Maker Faire gives professionals a chance to show off their passions
By day, Al Baum works as a mechanical engineer for a local company that builds attractions for theme parks.
But by night, the 53-year-old from east Orlando is a garage tinkerer.
He will be surrounded this weekend by 300 other hobbyists, robot builders and arcade game creators at the sixth annual Maker Faire Orlando.
The two-day festival at the Central Florida Fairgrounds is a showcase for creatives around town such as Baum, who works for Dynamic Attractions in south Orlando.
Baum is an inventor who builds machines fitted with tank-like tracks to transform standard chairs or standing platforms into all-terrain vehicles. He shares their blueprints online and shows them in action on his YouTube channel.
The idea is to expose others to projects that can be shared with family, he said.
“I want other people to build them as a hobby for several reasons,” he said. “It’s a good way to spend family time together.

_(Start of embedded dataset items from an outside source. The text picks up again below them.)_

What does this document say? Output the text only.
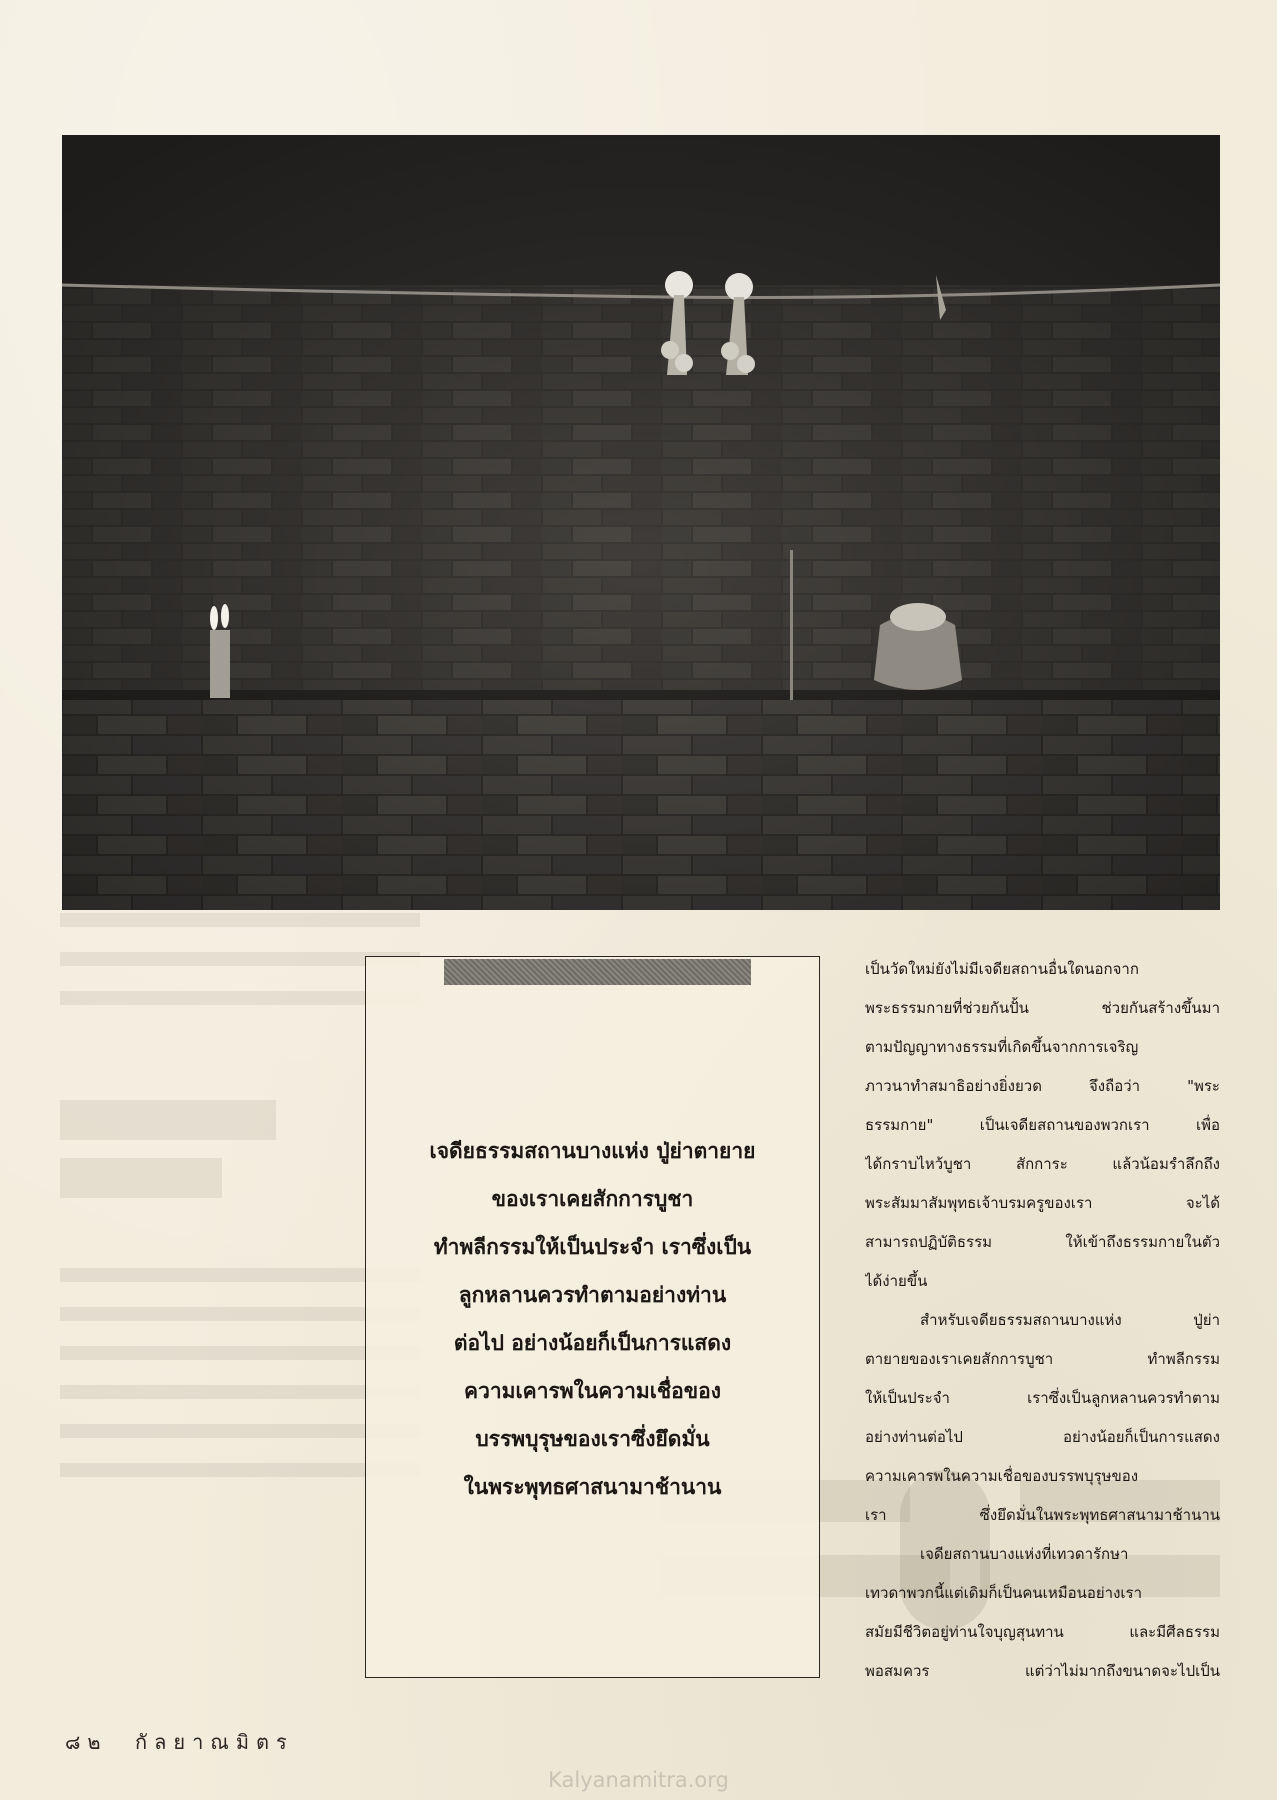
เจดียธรรมสถานบางแห่ง ปู่ย่าตายาย
ของเราเคยสักการบูชา
ทำพลีกรรมให้เป็นประจำ เราซึ่งเป็น
ลูกหลานควรทำตามอย่างท่าน
ต่อไป อย่างน้อยก็เป็นการแสดง
ความเคารพในความเชื่อของ
บรรพบุรุษของเราซึ่งยึดมั่น
ในพระพุทธศาสนามาช้านาน
เป็นวัดใหม่ยังไม่มีเจดียสถานอื่นใดนอกจาก
พระธรรมกายที่ช่วยกันปั้น ช่วยกันสร้างขึ้นมา
ตามปัญญาทางธรรมที่เกิดขึ้นจากการเจริญ
ภาวนาทำสมาธิอย่างยิ่งยวด จึงถือว่า "พระ
ธรรมกาย" เป็นเจดียสถานของพวกเรา เพื่อ
ได้กราบไหว้บูชา สักการะ แล้วน้อมรำลึกถึง
พระสัมมาสัมพุทธเจ้าบรมครูของเรา จะได้
สามารถปฏิบัติธรรม ให้เข้าถึงธรรมกายในตัว
ได้ง่ายขึ้น
สำหรับเจดียธรรมสถานบางแห่ง ปู่ย่า
ตายายของเราเคยสักการบูชา ทำพลีกรรม
ให้เป็นประจำ เราซึ่งเป็นลูกหลานควรทำตาม
อย่างท่านต่อไป อย่างน้อยก็เป็นการแสดง
ความเคารพในความเชื่อของบรรพบุรุษของ
เรา ซึ่งยึดมั่นในพระพุทธศาสนามาช้านาน
เจดียสถานบางแห่งที่เทวดารักษา
เทวดาพวกนี้แต่เดิมก็เป็นคนเหมือนอย่างเรา
สมัยมีชีวิตอยู่ท่านใจบุญสุนทาน และมีศีลธรรม
พอสมควร แต่ว่าไม่มากถึงขนาดจะไปเป็น
๘๒ กัลยาณมิตร
Kalyanamitra.org
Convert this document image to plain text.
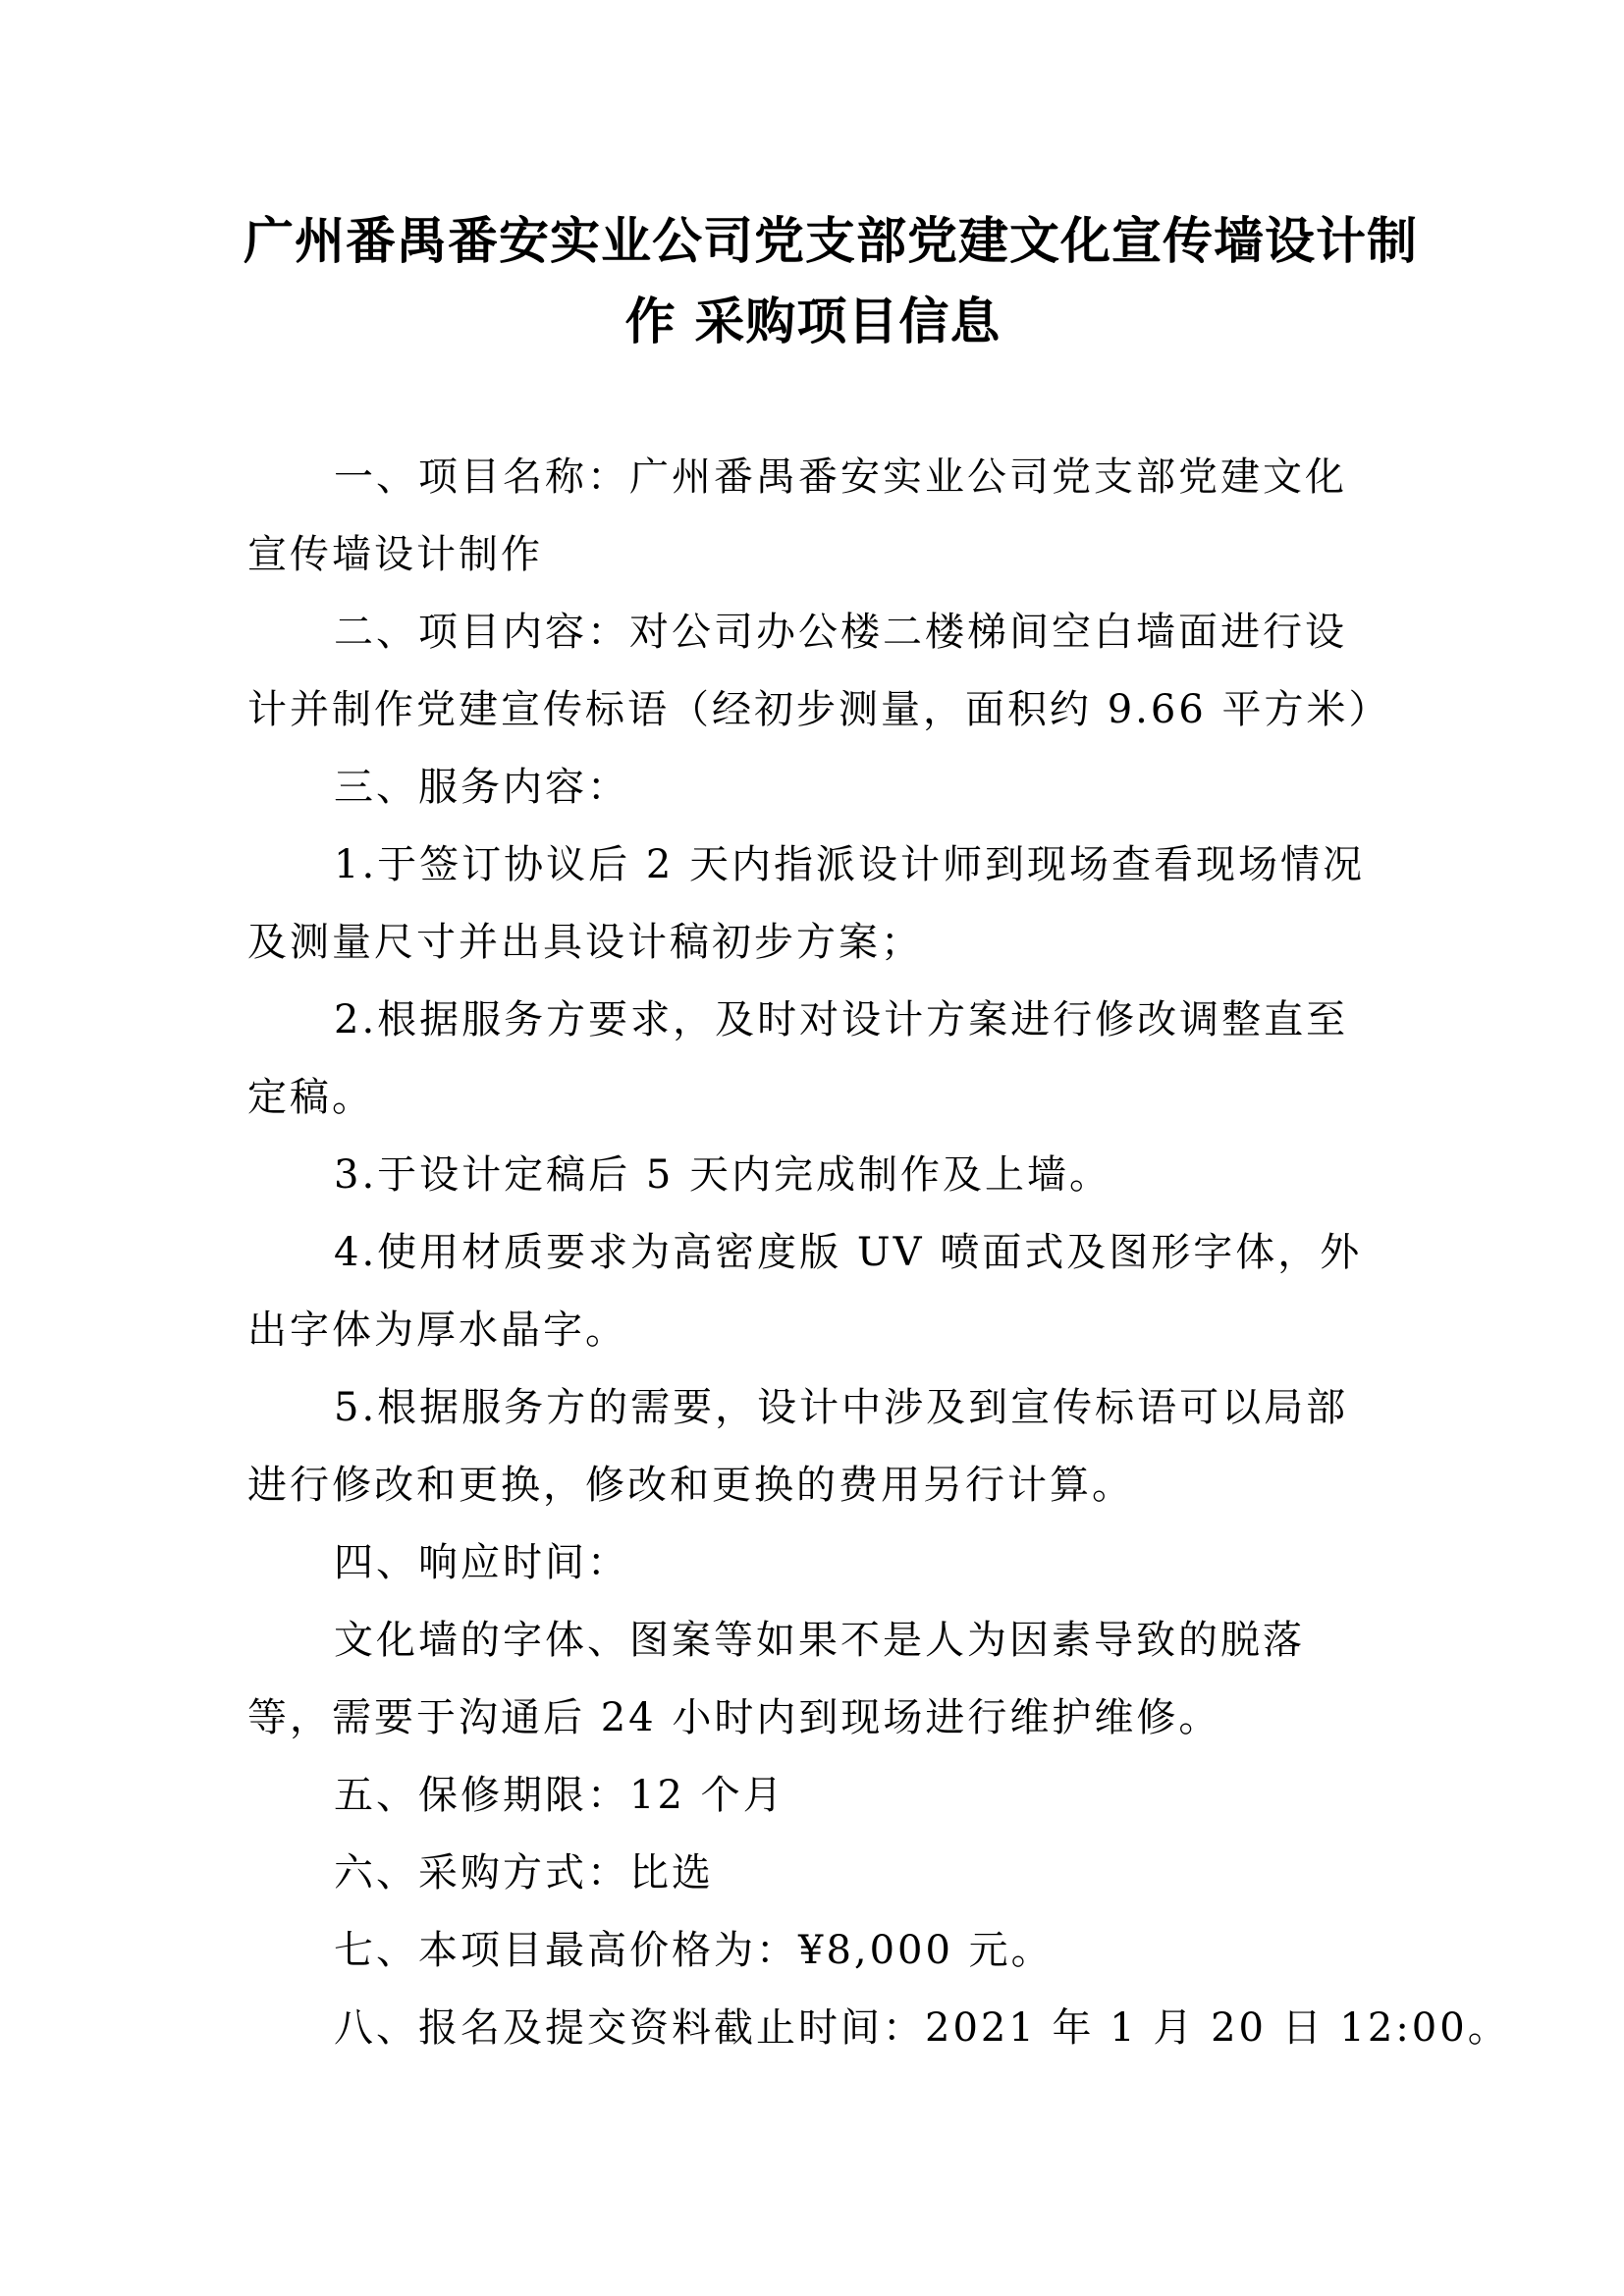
广州番禺番安实业公司党支部党建文化宣传墙设计制
作 采购项目信息

一、项目名称：广州番禺番安实业公司党支部党建文化
宣传墙设计制作

二、项目内容：对公司办公楼二楼梯间空白墙面进行设
计并制作党建宣传标语（经初步测量，面积约 9.66 平方米）

三、服务内容：

1.于签订协议后 2 天内指派设计师到现场查看现场情况
及测量尺寸并出具设计稿初步方案；

2.根据服务方要求，及时对设计方案进行修改调整直至
定稿。

3.于设计定稿后 5 天内完成制作及上墙。

4.使用材质要求为高密度版 UV 喷面式及图形字体，外
出字体为厚水晶字。

5.根据服务方的需要，设计中涉及到宣传标语可以局部
进行修改和更换，修改和更换的费用另行计算。

四、响应时间：

文化墙的字体、图案等如果不是人为因素导致的脱落
等，需要于沟通后 24 小时内到现场进行维护维修。

五、保修期限：12 个月

六、采购方式：比选

七、本项目最高价格为：¥8,000 元。

八、报名及提交资料截止时间：2021 年 1 月 20 日 12:00。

I envision most of these projects are built as father-son, father-daughter projects or by scout troops.”
Baum has been posting the videos, some of which have drawn more than 3 million views, for more than 10 years.
His willingness to share his plans with others is common at the fair, organizers say.
“The majority are showcasing their passion projects, the things they do on nights and weekends,” said Candy Cole, president of the nonprofit Maker Effect Foundation. “They are here not only to show off their work but also tell people how they overcame obstacles along the way.”
It’s an attitude Cole says she has seen since the event started six years ago.